Dla wielu linii lotniczych, taka pomoc może okazać się niewystarczająca. Jeszcze przed pojawienim się kryzysu związanego z wybuchem epidemii koronawirusa z Wuhan, część przewoźników z trudem utrzymywało się na rynku, stąd też coraz częściej mówiono o konieczności przejęć i fuzji w chińskiej branży. W centrum dyskusji pojawiały się kłopoty z płynnością finansową konglomeratu HNA, przypomina Li Xiaojin, chiński ekspert lotniczy, w rozmowie z Reutersem. W tym kontekście wymieniano konieczność znalezienie nabywców mniejszych linii lotniczych, takich jak Lucky Air czy Okay Airways.

– Problem polega na tym, że linie lotnicze na sprzedaż, oczekiwały zbyt wysokiej ceny… Po wybuchu epidemii każdy ma swoje problemy, jednak małe linie lotnicze pewnie zmagają się z najtrudniejszą sytuacją, dlatego powinny obniżyć oczekiwania co do ceny – powiedział Li.

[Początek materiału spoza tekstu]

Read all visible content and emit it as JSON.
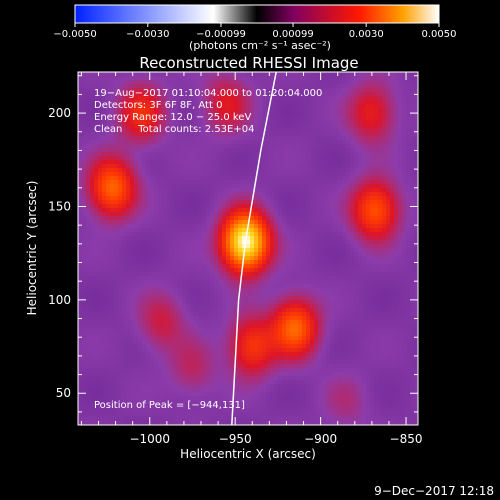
{
  "chart_data": {
    "type": "heatmap",
    "title": "Reconstructed RHESSI Image",
    "xlabel": "Heliocentric X (arcsec)",
    "ylabel": "Heliocentric Y (arcsec)",
    "xlim": [
      -1042,
      -843
    ],
    "ylim": [
      33,
      222
    ],
    "xticks": [
      -1000,
      -950,
      -900,
      -850
    ],
    "xtick_labels": [
      "−1000",
      "−950",
      "−900",
      "−850"
    ],
    "yticks": [
      50,
      100,
      150,
      200
    ],
    "ytick_labels": [
      "50",
      "100",
      "150",
      "200"
    ],
    "colorbar": {
      "colormap": [
        "#0000ff",
        "#ffffff",
        "#000000",
        "#800080",
        "#ff0000",
        "#ffa500",
        "#ffffff"
      ],
      "range": [
        -0.005,
        0.005
      ],
      "ticks": [
        -0.005,
        -0.003,
        -0.00099,
        0.00099,
        0.003,
        0.005
      ],
      "tick_labels": [
        "−0.0050",
        "−0.0030",
        "−0.00099",
        "0.00099",
        "0.0030",
        "0.0050"
      ],
      "unit_label": "(photons cm⁻² s⁻¹ asec⁻²)"
    },
    "info_lines": [
      "19−Aug−2017 01:10:04.000 to 01:20:04.000",
      "Detectors: 3F 6F 8F, Att 0",
      "Energy Range: 12.0 − 25.0 keV",
      "Clean     Total counts: 2.53E+04"
    ],
    "peak_label": "Position of Peak = [−944,131]",
    "peak": [
      -944,
      131
    ],
    "sources": [
      {
        "x": -944,
        "y": 131,
        "value": 0.005
      },
      {
        "x": -1022,
        "y": 160,
        "value": 0.003
      },
      {
        "x": -1005,
        "y": 200,
        "value": 0.0022
      },
      {
        "x": -915,
        "y": 85,
        "value": 0.003
      },
      {
        "x": -940,
        "y": 75,
        "value": 0.0024
      },
      {
        "x": -868,
        "y": 148,
        "value": 0.0028
      },
      {
        "x": -870,
        "y": 200,
        "value": 0.002
      },
      {
        "x": -955,
        "y": 205,
        "value": 0.0018
      },
      {
        "x": -993,
        "y": 88,
        "value": 0.0016
      },
      {
        "x": -975,
        "y": 63,
        "value": 0.0014
      },
      {
        "x": -885,
        "y": 45,
        "value": 0.0012
      }
    ],
    "limb_curve": [
      [
        -926,
        222
      ],
      [
        -935,
        180
      ],
      [
        -944,
        131
      ],
      [
        -948,
        100
      ],
      [
        -952,
        33
      ]
    ],
    "grid": false
  },
  "timestamp": "9−Dec−2017 12:18"
}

Słowa eksperta o tym, że to najmniejsze linie lotnicze najbardziej tracą na kryzysie, potwierdzają dane. Ch-aviation wylicza pięć linii lotniczych, które musiały uziemić ponad połowę swojej floty. Wśród nich są sami niewielcy przewoźnicy: China Xinhua Airlines, które uziemiły swoją całą flotę liczącą dwa samoloty, Henan Airlines, które uziemiły 20 spośród swoich 30 samolotów, czyli 66,7 proc., floty, China Grand Air, które uziemiły dwa spośród swoich trzech samolotów, wymieniane wcześniej Okay Airways, które uziemiły 17 spośród 26 maszyn (65,4 proc.) oraz GX Airlines, które zdecydowały się na wyłączenie z operacji 14 spośród 27 maszyn (51,9 proc.).

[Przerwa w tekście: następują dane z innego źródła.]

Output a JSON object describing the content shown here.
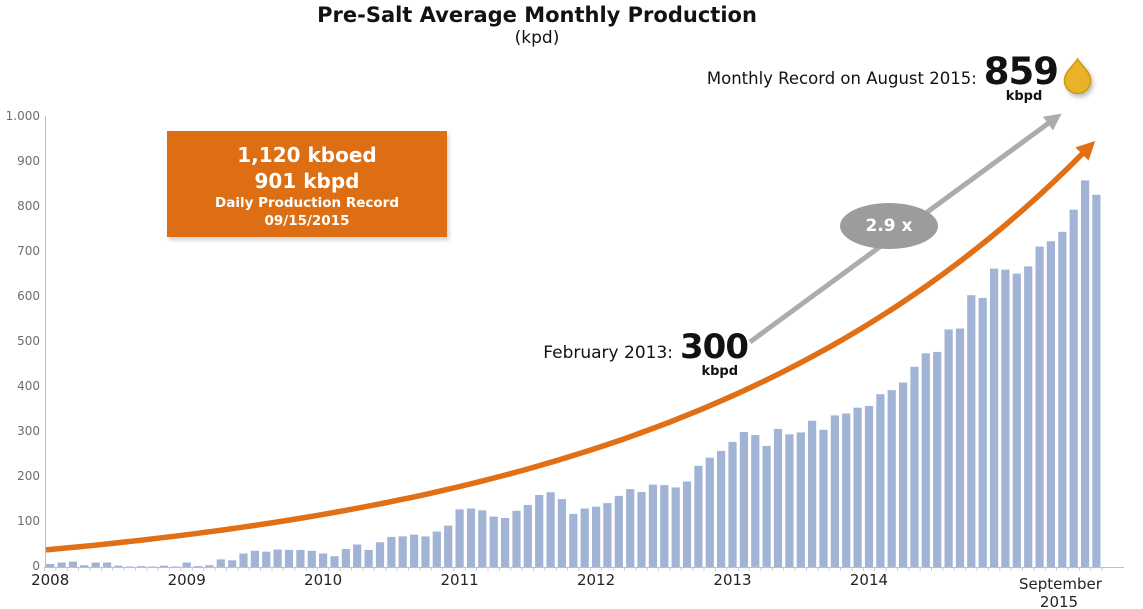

CAAC zadeklarował, że będzie wspierał fuzje i przejęcia linii lotniczych w oparciu o ich potrzeby oraz zachęcał je do optymalizacji oferowania, tak aby przeczekać trudne czasy i wygrać z wirusem, powiedział Xiong. Nie wiadomo jednak, na czym dokładnie polegałoby to wsparcie.

Przetrwać niepewne czasy

Obecne problemy i działania branży, do niedawana wydawały się nie do pomyślenia. Równo rok temu, chińska branża cieszyła się z rekordowych przewozów lotniczych podczas Chińskiego Nowego Roku i żyła kończącą się budową portu lotniczego w Pekinie Daxing. Niebo nad Chinami przemierzały boeingi 737 MAX, których Chiny były największym odbiorcą. Nawet trwająca wojna handlowa ze Stanami Zjednoczonymi wydawała się nie mieć większego wpływu na przewozy pasażerskie. Teraz, niewidoczny gołym okiem wirus, wywołuje bardzo widoczne straty.

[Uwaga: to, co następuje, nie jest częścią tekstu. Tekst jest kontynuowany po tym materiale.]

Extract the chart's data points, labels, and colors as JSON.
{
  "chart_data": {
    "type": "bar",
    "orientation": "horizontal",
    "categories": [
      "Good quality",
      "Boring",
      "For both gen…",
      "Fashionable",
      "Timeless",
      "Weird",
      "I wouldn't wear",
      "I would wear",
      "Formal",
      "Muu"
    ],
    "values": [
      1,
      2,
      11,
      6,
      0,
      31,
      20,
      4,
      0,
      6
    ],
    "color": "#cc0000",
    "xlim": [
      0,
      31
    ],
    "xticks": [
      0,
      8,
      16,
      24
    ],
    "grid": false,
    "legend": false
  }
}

Branża lotnicza nie raz pokazywała swoją żywotność i zdolność do wychodzenia obronną ręką z największych kryzysów, stąd też nie ulega wątpliwości, że branża lotnicza w Chinach poradzi sobie i z tym problemem. Aktualne pozostaje jednak pytanie, kiedy do tego dojdzie i w miarę gdy przeciąga się towarzysząca obecnej sytuacji niepewność, rodzą się kolejne pytania o to, jak będzie się kształtowała branża lotnicza po przejściu epidemii koronawirusa z Wuhan.